Par Vincent CENAC in « l’Ariège Pittoresque » 1914.

 

… L’histoire de ce petit hameau, juché sur la montagne, à près de 1.000 mètres d’altitude, se rattache à sa source mère, la très ancienne communauté d’Ornolac, et aujourd’hui le seul nom seul a résisté au temps : il implique dans l’esprit des indigènes une idée exclusive de montagne ou d’exploitation forestière. Une ferme, très ancienne, et dernier vestige du passé, a subsisté de tout temps, exploitée dans on encadrement de rocs calcaires et belles forêts qui, après des luttes interminables avec les « Gudanes », sont restées la propriété indivise des trois communes : Tarascon, Ussat et Ornolac.

 

Au point de vue féodal, Luyat puis Lugeat, se trouvait avec Arnolat sous la dépendance des puissants seigneurs d’Arnava, apparentés, comme l’indique une ancienne charte, aux comtes de Foix et tenant de Roger II, en 1118, toute la vallée, y compris Mercus jusqu’aux confins de Saint-Paul, avec tous droits, inféodations, justice et la « titularisation » de la baronnie. Seule la justice haute d’Ornolac ressortissait à la juridiction des consuls tarasconais, privilège qui fut renouvelé sous Henri IV, par arrêt du Parlement de Toulouse contre Gaspar d’Arnave.  

 

Au point de vue forestier, ornolac et, par sa suite, sa filiale Lugeat jouissaient avec tarascon et Ussat des hêtraies et bocages qui recouvraient les versants Nord ainsi que ceux de Soulombrier et Faboscur, source de revenus très réels à une époque où l’industrie ferrière était en grande vogue dans tout le haut Comté. Cette considération expliquerait la création de Lugeat, tout à portée des bois, surtout si nous additionnions les revenus qui découlaient des labours effectués dans de bonnes terres et produits pastoraux.

 

Au 14ème siècle, sous Gaston Fébus, Lugeat comptait six feux, tenus par les hommes de Mossen. Voici leurs noms : Arnaut Bernadac, P. Barrau, Monet de la Riba, Bernat de la Riba, P. Roger, Bernat Corana.

 

Plus tard, au moment de la désertion du village, en 1660, nous retrouvons intacts les deux premiers noms : les deux suivants furent transformés en Rivière ; quant au dernier, nous n’oserions affirmer que par une contaction possible, il fut aussi transformé en Roana, les Rouan actuels.

 

Une église romane, d’architecture très simple, dont quelques vénérables débris sont encore debout, fut affectée au service du culte, sans but connu de dévotion ou de pèlerinage, par conséquent pour les seuls habitants, afin de leur éviter la descente à Ornolac et l’ascension qui nécessite une heure de marche ; elle doit dater du 13ème siècle et fut érigée à l’entrée du vallon : ses ruines constituent une preuve irrécusable et vivante d’un lugeat, village dans les siècles passés.
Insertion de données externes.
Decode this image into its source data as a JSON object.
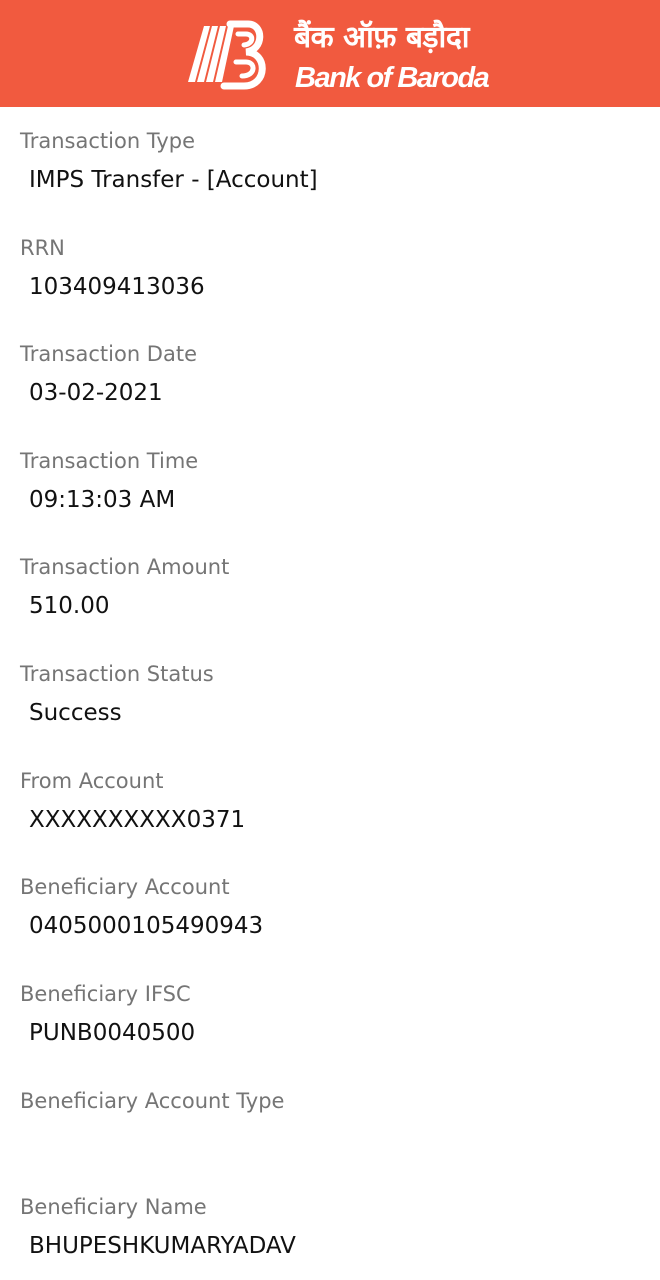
{
  "colors": {
    "header_bg": "#f15a3f",
    "label": "#757575",
    "value": "#111111",
    "logo_white": "#ffffff"
  },
  "header": {
    "logo_icon": "bank-of-baroda-sunrise-logo-icon",
    "brand_hindi": "बैंक ऑफ़ बड़ौदा",
    "brand_english": "Bank of Baroda"
  },
  "fields": [
    {
      "label": "Transaction Type",
      "value": "IMPS Transfer - [Account]"
    },
    {
      "label": "RRN",
      "value": "103409413036"
    },
    {
      "label": "Transaction Date",
      "value": "03-02-2021"
    },
    {
      "label": "Transaction Time",
      "value": "09:13:03 AM"
    },
    {
      "label": "Transaction Amount",
      "value": "510.00"
    },
    {
      "label": "Transaction Status",
      "value": "Success"
    },
    {
      "label": "From Account",
      "value": "XXXXXXXXXX0371"
    },
    {
      "label": "Beneficiary Account",
      "value": "0405000105490943"
    },
    {
      "label": "Beneficiary IFSC",
      "value": "PUNB0040500"
    },
    {
      "label": "Beneficiary Account Type",
      "value": ""
    },
    {
      "label": "Beneficiary Name",
      "value": "BHUPESHKUMARYADAV"
    }
  ]
}
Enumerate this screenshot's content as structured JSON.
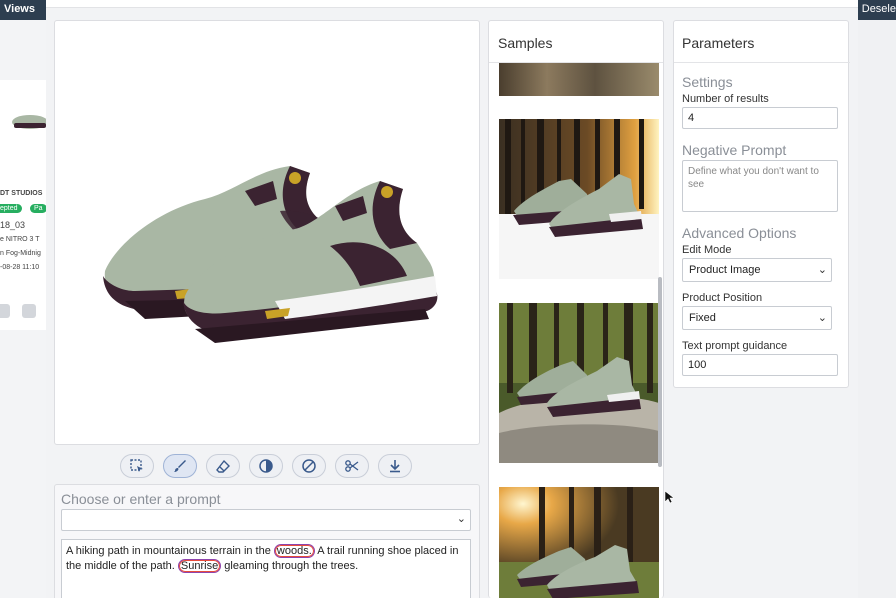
{
  "background": {
    "views_label": "Views",
    "deselect_label": "Desele",
    "card_lines": [
      "DT STUDIOS",
      "18_03",
      "e NITRO 3 T",
      "n Fog-Midnig",
      "-08-28 11:10"
    ],
    "badges": [
      "epted",
      "Pa"
    ]
  },
  "image_panel": {
    "image_icon": "running-shoe-image"
  },
  "toolbar": {
    "buttons": [
      {
        "name": "select-area",
        "icon": "select-icon"
      },
      {
        "name": "brush",
        "icon": "brush-icon"
      },
      {
        "name": "eraser",
        "icon": "eraser-icon"
      },
      {
        "name": "contrast",
        "icon": "contrast-icon"
      },
      {
        "name": "clear",
        "icon": "block-icon"
      },
      {
        "name": "cut",
        "icon": "scissors-icon"
      },
      {
        "name": "download",
        "icon": "download-icon"
      }
    ]
  },
  "prompt": {
    "title": "Choose or enter a prompt",
    "select_value": "",
    "text_part1": "A hiking path in mountainous terrain in the ",
    "highlight1": "woods.",
    "text_part2": " A trail running shoe placed in the middle of the path. ",
    "highlight2": "Sunrise",
    "text_part3": " gleaming through the trees."
  },
  "samples": {
    "title": "Samples"
  },
  "parameters": {
    "title": "Parameters",
    "settings_title": "Settings",
    "num_results_label": "Number of results",
    "num_results_value": "4",
    "negative_prompt_title": "Negative Prompt",
    "negative_prompt_placeholder": "Define what you don't want to see",
    "advanced_title": "Advanced Options",
    "edit_mode_label": "Edit Mode",
    "edit_mode_value": "Product Image",
    "product_position_label": "Product Position",
    "product_position_value": "Fixed",
    "guidance_label": "Text prompt guidance",
    "guidance_value": "100"
  },
  "colors": {
    "shoe_upper": "#a9b7a4",
    "shoe_dark": "#3b2331",
    "shoe_sole": "#f4f4f4",
    "accent_yellow": "#c9a227",
    "highlight_border": "#8e44ad"
  }
}
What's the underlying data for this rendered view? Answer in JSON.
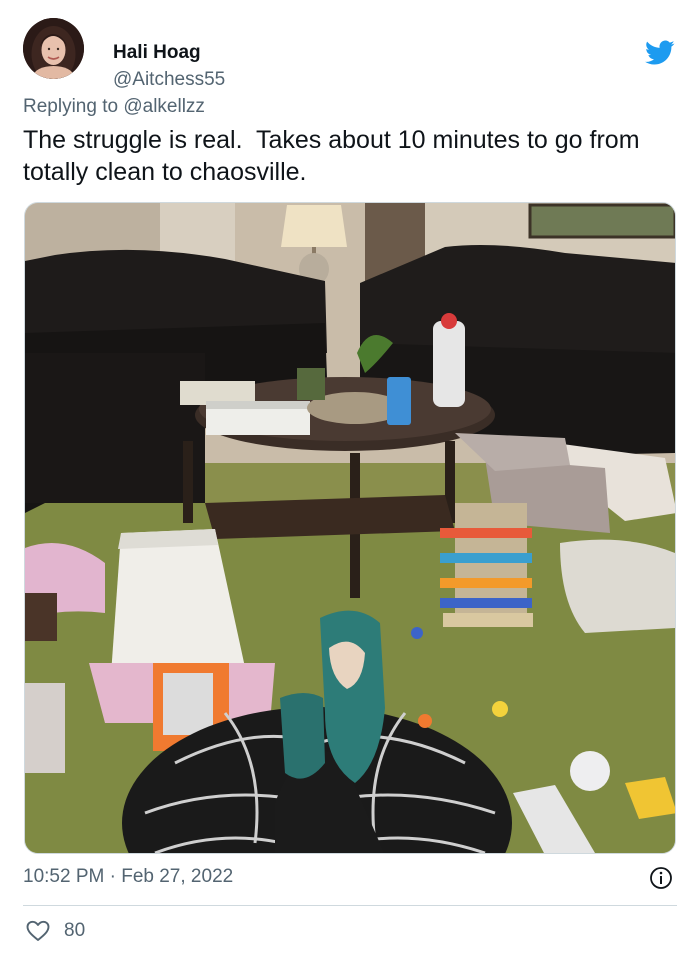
{
  "author": {
    "name": "Hali Hoag",
    "handle": "@Aitchess55"
  },
  "reply": {
    "prefix": "Replying to ",
    "mention": "@alkellzz"
  },
  "tweet": {
    "text": "The struggle is real.  Takes about 10 minutes to go from totally clean to chaosville."
  },
  "meta": {
    "time": "10:52 PM",
    "separator": " · ",
    "date": "Feb 27, 2022"
  },
  "engagement": {
    "likes": "80"
  },
  "icons": {
    "platform": "bird-icon",
    "info": "info-icon",
    "like": "heart-icon"
  },
  "colors": {
    "brand": "#1d9bf0",
    "text": "#0f1419",
    "secondary": "#536471",
    "border": "#cfd9de"
  }
}
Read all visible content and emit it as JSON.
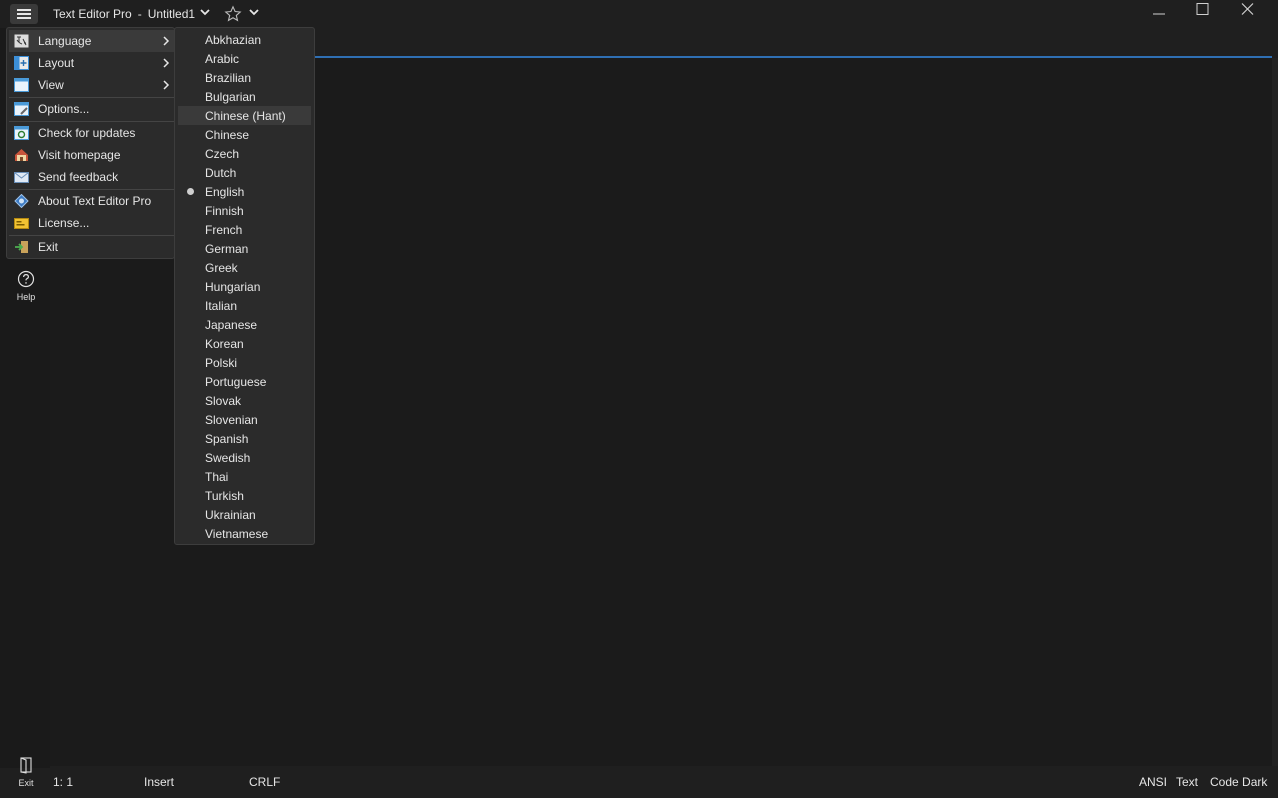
{
  "titlebar": {
    "app_name": "Text Editor Pro",
    "separator": "-",
    "document": "Untitled1"
  },
  "main_menu": {
    "items": [
      {
        "label": "Language",
        "icon": "language-icon",
        "has_submenu": true,
        "active": true
      },
      {
        "label": "Layout",
        "icon": "layout-icon",
        "has_submenu": true
      },
      {
        "label": "View",
        "icon": "view-icon",
        "has_submenu": true
      },
      {
        "label": "Options...",
        "icon": "options-icon"
      },
      {
        "label": "Check for updates",
        "icon": "updates-icon"
      },
      {
        "label": "Visit homepage",
        "icon": "homepage-icon"
      },
      {
        "label": "Send feedback",
        "icon": "feedback-icon"
      },
      {
        "label": "About Text Editor Pro",
        "icon": "about-icon"
      },
      {
        "label": "License...",
        "icon": "license-icon"
      },
      {
        "label": "Exit",
        "icon": "exit-icon"
      }
    ]
  },
  "language_submenu": {
    "items": [
      "Abkhazian",
      "Arabic",
      "Brazilian",
      "Bulgarian",
      "Chinese (Hant)",
      "Chinese",
      "Czech",
      "Dutch",
      "English",
      "Finnish",
      "French",
      "German",
      "Greek",
      "Hungarian",
      "Italian",
      "Japanese",
      "Korean",
      "Polski",
      "Portuguese",
      "Slovak",
      "Slovenian",
      "Spanish",
      "Swedish",
      "Thai",
      "Turkish",
      "Ukrainian",
      "Vietnamese"
    ],
    "hovered": "Chinese (Hant)",
    "selected": "English"
  },
  "left_toolbar": {
    "help_label": "Help",
    "exit_label": "Exit"
  },
  "statusbar": {
    "position": "1: 1",
    "mode": "Insert",
    "line_ending": "CRLF",
    "encoding": "ANSI",
    "highlighter": "Text",
    "theme": "Code Dark"
  },
  "colors": {
    "accent": "#2f6fb3",
    "background": "#1b1b1b",
    "menu": "#2b2b2b"
  }
}
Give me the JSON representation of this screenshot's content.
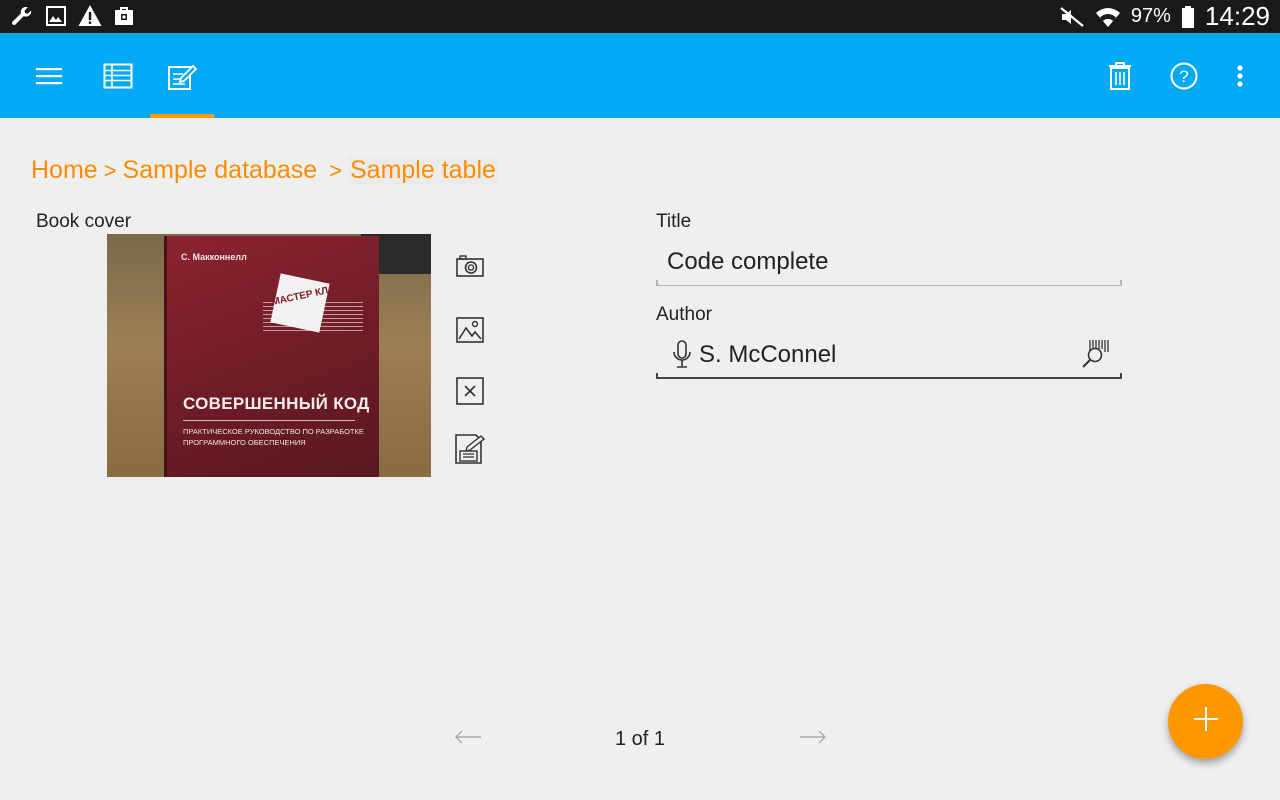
{
  "status_bar": {
    "left_icons": [
      "wrench-icon",
      "image-icon",
      "warning-icon",
      "briefcase-icon"
    ],
    "battery_percent": "97%",
    "time": "14:29"
  },
  "toolbar": {
    "color": "#03a9f4",
    "accent": "#ff9800",
    "icons": [
      "menu-icon",
      "table-view-icon",
      "edit-form-icon",
      "delete-icon",
      "help-icon",
      "overflow-menu-icon"
    ]
  },
  "breadcrumb": {
    "home": "Home",
    "separator": ">",
    "database": "Sample database",
    "table": "Sample table"
  },
  "book_cover": {
    "label": "Book cover",
    "image": {
      "author": "С. Макконнелл",
      "series": "МАСТЕР КЛАСС",
      "title": "СОВЕРШЕННЫЙ КОД",
      "subtitle_line1": "ПРАКТИЧЕСКОЕ РУКОВОДСТВО ПО РАЗРАБОТКЕ",
      "subtitle_line2": "ПРОГРАММНОГО ОБЕСПЕЧЕНИЯ"
    },
    "actions": [
      "camera-icon",
      "gallery-icon",
      "clear-image-icon",
      "save-image-icon"
    ]
  },
  "fields": {
    "title": {
      "label": "Title",
      "value": "Code complete"
    },
    "author": {
      "label": "Author",
      "value": "S. McConnel"
    }
  },
  "pager": {
    "text": "1 of 1"
  },
  "fab": {
    "icon": "add-icon",
    "color": "#ff9800"
  }
}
Nous constaterons son existence, sans rechercher la date de sa création, nous bornant, avec des preuves à l’appui, à déterminer, à peu de choses près, l’époque de sa disparition.

Deux pièces documentaires nous sont fournies ; elles corroborent les mêmes faits, les mêmes dates, tout en restant étrangères l’une à l’autre, et, afin d’éviter tout enchevêtrement de dates qui résulterait de l’ordre chronologique, nous les présenterons séparément.

 

- Voici, du reste la légende explicative écrite par Massot, arpenteur royal, en date de septembre 1669, c’est à dire au moment de la Réformation de Froidour « bois et taillis de Lugeat prétendu par les habitants du consulat de Tarascon et prétendus aussi par Mr de Gudanes, bien plantés de hêtres de tout âge jusqu’à vingt ans et autres fort anciens, de sapins, contenant huit cent treize arpents. »

Ce travail constitue, un document de haut intérêt, au point de vue topographique, avec toutes les indications fournies sur les chemins, les tires de bois, les limites d’Allens, Cazenave et verdun, sans oublier les dénominations locales de Cap de cuing, Traou del rat, Passo de la crabo et les numéros parcellaires. En amont, se trouvent le roc et la jasse de l’Orry, près de la founbt de  Mouilhès qui alimentait une mouline, puis le rec de Jouanes (sans mention de la fontaine minérale) et le quartier de Marbis où sont dessinées sommairement les masures du village (1669) au nombre de dix ou douze entourant la « méteri du Sr Tigné (sic). » Il résulte de ce plan que Massot constata simplement l’abandon de Lugeat, lors de son travail.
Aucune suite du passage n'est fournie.